Manganese oxide nanomaterials boost cancer immunotherapy.
Ding, B, Yue, J, Zheng, P, Ma, P, Lin, J
Journal of materials chemistry. B. 2021;(35):7117-7131
Abstract
Immunotherapy, a strategy that leverages the host immune function to fight against cancer, plays an increasingly important role in clinical tumor therapy. In spite of the great success achieved in not only clinical treatment but also basic research, cancer immunotherapy still faces many huge challenges. Manganese oxide nanomaterials (MONs), as ideal tumor microenvironment (TME)-responsive biomaterials, are able to dramatically elicit anti-tumor immune responses in multiple ways, indicating great prospects for immunotherapy. In this review, on the basis of different mechanisms to boost immunotherapy, major highlighted topics are presented, covering adjusting an immunosuppressive TME by generating O2 (like O2-sensitized photodynamic therapy (PDT), programmed cell death ligand-1 (PD-L1) expression downregulation, reprogramming tumor-associated macrophages (TAMs), and restraining tumor angiogenesis and lactic acid exhaustion), inducing immunogenic cell death (ICD), photothermal therapy (PTT) induction, activating the stimulator of interferon gene (STING) pathway and immunoadjuvants for nanovaccines. We hope that this review will provide holistic understanding about MONs and their application in cancer immunotherapy, and thus pave the way to the translation from bench to bedside in the future.
2.
Reduction-sensitive polymeric nanocarriers in cancer therapy: a comprehensive review.
Deng, B, Ma, P, Xie, Y
Nanoscale. 2015;(30):12773-95
Abstract
Redox potential is regarded as a significant signal to distinguish between the extra-cellular and intra-cellular environments, as well as between tumor and normal tissues. Taking advantage of this physiological differentiation, various reduction-sensitive polymeric nanocarriers (RSPNs) have been designed and explored to demonstrate excellent stability during blood circulation but rapidly degrade and effectively trigger drug release in tumor cells.

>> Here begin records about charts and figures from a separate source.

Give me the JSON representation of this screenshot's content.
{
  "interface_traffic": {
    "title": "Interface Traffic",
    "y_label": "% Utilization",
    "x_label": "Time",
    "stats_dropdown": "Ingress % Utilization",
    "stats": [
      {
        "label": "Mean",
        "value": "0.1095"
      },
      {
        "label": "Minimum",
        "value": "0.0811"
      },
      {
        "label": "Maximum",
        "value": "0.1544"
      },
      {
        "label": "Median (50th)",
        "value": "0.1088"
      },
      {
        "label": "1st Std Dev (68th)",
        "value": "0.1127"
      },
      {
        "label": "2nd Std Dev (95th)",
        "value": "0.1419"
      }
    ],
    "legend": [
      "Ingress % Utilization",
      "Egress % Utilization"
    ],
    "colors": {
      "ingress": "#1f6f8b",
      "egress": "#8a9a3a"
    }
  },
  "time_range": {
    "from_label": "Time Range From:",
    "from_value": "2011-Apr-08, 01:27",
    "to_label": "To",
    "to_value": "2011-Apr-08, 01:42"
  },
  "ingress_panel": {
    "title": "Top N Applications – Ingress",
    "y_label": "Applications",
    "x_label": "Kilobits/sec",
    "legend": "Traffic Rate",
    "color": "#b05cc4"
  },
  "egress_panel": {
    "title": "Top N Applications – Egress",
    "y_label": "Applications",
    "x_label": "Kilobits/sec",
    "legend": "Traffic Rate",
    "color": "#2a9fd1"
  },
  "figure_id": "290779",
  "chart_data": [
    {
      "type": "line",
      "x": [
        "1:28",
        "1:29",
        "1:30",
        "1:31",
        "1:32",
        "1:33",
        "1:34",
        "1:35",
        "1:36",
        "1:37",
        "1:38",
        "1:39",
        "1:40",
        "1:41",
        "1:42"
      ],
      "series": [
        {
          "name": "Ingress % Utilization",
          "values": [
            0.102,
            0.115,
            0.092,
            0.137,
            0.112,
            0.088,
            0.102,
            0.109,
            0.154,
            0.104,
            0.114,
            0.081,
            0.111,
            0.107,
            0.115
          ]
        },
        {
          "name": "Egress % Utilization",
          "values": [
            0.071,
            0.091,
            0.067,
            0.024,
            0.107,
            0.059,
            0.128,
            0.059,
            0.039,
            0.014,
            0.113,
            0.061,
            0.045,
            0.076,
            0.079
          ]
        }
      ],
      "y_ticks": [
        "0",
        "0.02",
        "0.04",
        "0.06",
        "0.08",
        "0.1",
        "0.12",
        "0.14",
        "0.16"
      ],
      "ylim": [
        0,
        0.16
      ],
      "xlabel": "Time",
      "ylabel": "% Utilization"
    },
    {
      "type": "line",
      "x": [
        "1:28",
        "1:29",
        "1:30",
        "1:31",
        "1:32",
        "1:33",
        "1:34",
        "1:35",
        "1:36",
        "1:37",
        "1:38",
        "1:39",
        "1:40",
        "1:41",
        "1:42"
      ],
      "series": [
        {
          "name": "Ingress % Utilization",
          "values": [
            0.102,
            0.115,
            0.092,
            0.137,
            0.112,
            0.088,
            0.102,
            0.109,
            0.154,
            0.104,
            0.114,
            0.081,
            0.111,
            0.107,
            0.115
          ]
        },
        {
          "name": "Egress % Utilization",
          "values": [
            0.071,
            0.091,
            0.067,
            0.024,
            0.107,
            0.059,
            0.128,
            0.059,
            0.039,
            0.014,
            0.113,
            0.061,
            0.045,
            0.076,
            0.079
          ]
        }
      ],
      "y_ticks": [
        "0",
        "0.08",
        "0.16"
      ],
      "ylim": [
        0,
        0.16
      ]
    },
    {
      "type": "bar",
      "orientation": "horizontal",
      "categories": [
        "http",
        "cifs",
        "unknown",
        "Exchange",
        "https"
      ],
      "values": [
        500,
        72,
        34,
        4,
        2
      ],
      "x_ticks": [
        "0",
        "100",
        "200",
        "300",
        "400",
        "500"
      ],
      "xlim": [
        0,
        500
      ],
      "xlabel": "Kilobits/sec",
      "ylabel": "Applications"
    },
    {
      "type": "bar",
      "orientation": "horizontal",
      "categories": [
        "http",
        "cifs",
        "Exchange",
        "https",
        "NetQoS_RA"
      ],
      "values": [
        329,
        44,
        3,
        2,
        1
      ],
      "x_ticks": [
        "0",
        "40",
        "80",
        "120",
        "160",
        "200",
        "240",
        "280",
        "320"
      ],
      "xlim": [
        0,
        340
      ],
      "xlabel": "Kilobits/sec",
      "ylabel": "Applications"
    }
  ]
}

Therefore, this smart RSPN delivery system has attracted much attention in recent years, as it represents one of the most promising drug delivery strategies in cancer therapy. In this review, we will provide a comprehensive overview of RSPNs with various reducible linkages and functional groups up to date, including their design and synthetic strategies, preparation methods, drug release behavior, and their in vitro and in vivo efficacy in cancer therapy. In addition, dual- and triple-sensitive nanocarriers based on reducible disulfide bond-containing linkages will also be discussed.